Très anxieuse, je décidai ma mère à revenir à la maison. Je l'entends encore me
dire :
« Tu
t'inquiètes pour rien »
! Arrivées devant notre immeuble, nous avons vu mon père au bout de la rue. Il
titubait comme un bomme saoul. Il pouvait à peine parler, et il a réussi à nous
dire:
« Ils nous
ont tiré dessus et Guy, Guy, Guy est mort !
».
Mon
frère avait reçu une rafale de mitrailleuse dans le ventre sous les yeux
de son père. Et puis l'ambulance l'avait emporté.
Grâce à
un ami, l'intendant de l'hôpital de Mustapha, nous avons pu ramener Guy à
la maison, clandestinement et nous l'avons veillé.

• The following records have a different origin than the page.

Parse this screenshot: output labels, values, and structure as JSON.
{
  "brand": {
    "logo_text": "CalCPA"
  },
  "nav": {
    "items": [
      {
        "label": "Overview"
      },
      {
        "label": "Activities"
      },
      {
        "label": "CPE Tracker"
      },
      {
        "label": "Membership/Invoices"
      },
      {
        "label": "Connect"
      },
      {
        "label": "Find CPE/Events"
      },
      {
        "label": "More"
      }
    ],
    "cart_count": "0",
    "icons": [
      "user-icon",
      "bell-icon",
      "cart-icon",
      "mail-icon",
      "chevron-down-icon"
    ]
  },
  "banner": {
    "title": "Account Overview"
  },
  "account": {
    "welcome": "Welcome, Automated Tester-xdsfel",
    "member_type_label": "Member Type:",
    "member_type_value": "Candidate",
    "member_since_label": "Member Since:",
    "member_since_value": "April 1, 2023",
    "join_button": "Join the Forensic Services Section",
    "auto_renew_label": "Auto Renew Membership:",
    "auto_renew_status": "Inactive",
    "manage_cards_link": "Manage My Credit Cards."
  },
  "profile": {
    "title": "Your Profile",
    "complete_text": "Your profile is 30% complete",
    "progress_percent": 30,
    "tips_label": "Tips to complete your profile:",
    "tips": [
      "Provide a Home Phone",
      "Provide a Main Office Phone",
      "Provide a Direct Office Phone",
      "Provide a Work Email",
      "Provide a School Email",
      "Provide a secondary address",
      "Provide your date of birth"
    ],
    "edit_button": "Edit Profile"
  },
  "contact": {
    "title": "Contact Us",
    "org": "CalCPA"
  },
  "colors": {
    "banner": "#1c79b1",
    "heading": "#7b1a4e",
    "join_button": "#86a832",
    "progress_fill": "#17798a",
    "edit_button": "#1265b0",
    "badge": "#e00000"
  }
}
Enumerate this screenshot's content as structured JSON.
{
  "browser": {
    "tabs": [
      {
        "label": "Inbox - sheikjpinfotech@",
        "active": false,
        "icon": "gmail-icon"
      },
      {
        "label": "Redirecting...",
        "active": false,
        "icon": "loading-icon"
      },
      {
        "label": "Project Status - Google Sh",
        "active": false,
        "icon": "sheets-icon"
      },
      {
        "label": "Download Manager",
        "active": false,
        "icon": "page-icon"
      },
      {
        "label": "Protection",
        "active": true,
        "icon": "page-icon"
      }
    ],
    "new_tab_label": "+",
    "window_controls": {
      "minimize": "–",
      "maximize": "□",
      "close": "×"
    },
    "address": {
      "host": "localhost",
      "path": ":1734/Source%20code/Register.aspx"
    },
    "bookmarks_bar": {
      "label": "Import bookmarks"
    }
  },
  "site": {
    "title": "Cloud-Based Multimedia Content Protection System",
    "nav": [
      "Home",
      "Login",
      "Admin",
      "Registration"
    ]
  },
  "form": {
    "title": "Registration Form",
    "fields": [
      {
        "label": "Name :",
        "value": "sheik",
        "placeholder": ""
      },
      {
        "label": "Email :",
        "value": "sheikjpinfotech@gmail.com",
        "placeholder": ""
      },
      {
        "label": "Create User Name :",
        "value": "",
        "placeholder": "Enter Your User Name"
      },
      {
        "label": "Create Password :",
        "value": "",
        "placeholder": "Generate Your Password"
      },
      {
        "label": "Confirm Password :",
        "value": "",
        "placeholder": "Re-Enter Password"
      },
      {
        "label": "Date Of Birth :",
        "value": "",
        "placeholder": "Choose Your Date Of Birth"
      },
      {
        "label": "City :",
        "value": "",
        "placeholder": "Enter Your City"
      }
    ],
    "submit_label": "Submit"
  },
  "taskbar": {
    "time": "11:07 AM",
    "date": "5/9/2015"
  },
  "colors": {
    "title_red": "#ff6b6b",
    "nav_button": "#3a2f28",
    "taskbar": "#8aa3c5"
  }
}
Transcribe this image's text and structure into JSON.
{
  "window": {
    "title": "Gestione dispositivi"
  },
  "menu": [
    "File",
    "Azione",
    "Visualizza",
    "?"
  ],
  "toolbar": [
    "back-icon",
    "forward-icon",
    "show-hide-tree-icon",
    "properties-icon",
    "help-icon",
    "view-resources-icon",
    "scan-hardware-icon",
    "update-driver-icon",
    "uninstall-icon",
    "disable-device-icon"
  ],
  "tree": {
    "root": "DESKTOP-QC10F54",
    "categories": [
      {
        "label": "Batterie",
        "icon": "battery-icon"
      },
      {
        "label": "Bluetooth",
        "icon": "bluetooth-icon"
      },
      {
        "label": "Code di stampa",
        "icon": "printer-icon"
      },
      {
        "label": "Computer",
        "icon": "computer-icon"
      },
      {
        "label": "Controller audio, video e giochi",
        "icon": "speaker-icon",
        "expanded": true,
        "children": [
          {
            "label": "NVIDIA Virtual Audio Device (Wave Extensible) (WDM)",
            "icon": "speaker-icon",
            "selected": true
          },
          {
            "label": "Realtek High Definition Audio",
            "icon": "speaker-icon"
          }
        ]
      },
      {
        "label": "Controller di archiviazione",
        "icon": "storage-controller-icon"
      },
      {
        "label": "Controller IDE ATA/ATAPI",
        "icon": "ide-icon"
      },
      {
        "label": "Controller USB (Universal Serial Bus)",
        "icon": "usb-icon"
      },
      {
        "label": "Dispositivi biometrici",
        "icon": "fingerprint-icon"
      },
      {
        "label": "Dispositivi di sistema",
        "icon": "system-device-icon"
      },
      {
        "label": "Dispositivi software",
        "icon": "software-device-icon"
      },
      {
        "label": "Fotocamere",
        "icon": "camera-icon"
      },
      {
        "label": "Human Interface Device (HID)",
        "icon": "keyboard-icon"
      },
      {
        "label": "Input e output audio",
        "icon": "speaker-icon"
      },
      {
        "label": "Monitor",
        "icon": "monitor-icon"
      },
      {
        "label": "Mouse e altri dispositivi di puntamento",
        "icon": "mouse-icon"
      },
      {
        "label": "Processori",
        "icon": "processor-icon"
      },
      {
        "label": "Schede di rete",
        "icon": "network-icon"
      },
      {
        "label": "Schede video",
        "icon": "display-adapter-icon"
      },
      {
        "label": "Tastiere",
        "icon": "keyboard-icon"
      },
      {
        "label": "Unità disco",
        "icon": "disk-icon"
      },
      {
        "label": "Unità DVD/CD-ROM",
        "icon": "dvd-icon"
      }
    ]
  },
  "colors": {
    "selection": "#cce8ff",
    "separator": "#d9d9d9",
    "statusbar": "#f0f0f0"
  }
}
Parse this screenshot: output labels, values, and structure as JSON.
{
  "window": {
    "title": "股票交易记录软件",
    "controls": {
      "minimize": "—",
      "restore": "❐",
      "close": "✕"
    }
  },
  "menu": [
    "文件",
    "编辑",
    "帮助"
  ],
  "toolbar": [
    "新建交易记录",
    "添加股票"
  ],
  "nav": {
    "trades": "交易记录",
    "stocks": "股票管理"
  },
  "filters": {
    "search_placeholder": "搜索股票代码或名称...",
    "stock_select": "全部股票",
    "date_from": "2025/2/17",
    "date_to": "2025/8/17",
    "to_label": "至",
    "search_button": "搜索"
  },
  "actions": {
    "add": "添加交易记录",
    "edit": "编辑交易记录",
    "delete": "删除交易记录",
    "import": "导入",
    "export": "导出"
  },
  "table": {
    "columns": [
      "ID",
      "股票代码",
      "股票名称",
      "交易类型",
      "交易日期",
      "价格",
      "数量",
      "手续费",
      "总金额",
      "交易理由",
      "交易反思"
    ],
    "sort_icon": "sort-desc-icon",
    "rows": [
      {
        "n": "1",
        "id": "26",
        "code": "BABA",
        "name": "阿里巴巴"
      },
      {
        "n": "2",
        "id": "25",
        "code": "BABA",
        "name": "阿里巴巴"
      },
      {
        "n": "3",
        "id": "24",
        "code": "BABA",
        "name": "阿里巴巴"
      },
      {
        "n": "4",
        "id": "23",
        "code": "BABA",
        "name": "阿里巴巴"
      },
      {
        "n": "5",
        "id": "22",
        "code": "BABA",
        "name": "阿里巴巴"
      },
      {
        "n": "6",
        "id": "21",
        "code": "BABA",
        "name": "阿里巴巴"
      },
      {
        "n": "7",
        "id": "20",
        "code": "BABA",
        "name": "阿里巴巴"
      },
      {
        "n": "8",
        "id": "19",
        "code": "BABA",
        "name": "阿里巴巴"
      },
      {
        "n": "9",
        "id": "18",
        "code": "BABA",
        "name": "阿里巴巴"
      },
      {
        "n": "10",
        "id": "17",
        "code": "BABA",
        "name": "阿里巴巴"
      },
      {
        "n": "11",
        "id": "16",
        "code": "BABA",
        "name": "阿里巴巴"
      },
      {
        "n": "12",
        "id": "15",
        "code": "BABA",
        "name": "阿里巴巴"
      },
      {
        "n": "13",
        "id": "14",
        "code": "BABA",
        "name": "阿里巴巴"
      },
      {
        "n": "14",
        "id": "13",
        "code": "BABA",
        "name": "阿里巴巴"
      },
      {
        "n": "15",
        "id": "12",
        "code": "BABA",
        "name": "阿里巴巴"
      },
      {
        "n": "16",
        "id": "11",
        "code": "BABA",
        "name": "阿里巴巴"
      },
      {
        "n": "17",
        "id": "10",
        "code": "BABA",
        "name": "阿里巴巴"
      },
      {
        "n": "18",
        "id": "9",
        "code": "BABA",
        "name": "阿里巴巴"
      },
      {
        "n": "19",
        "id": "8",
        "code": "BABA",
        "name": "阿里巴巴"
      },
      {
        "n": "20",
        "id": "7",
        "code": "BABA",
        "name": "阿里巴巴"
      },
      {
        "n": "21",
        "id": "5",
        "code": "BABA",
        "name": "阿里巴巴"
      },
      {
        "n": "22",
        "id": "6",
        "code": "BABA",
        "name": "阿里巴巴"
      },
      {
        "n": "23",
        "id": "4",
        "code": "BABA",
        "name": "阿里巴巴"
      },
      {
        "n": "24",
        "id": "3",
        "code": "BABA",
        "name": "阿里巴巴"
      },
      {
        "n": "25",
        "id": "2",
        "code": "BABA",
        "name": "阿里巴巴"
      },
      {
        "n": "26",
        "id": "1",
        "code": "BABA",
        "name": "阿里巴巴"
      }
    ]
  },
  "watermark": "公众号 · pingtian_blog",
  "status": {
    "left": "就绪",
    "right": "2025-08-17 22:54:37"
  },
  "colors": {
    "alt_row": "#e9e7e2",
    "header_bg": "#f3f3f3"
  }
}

Toute la nuit, j'avais pu entendre les parents, les familles des victimes
hurler, supplier devant l'hôpital de Mustapha pour qu'on leur rende leurs morts.
C'étaient des cris de douleur, des cris affreux, des hurlements de bêtes qui
vont mourir, des hurlements de mort.
Le
lendemain, nous avons décidé d'enterrer Guy au cimetière d'Hussein Dey.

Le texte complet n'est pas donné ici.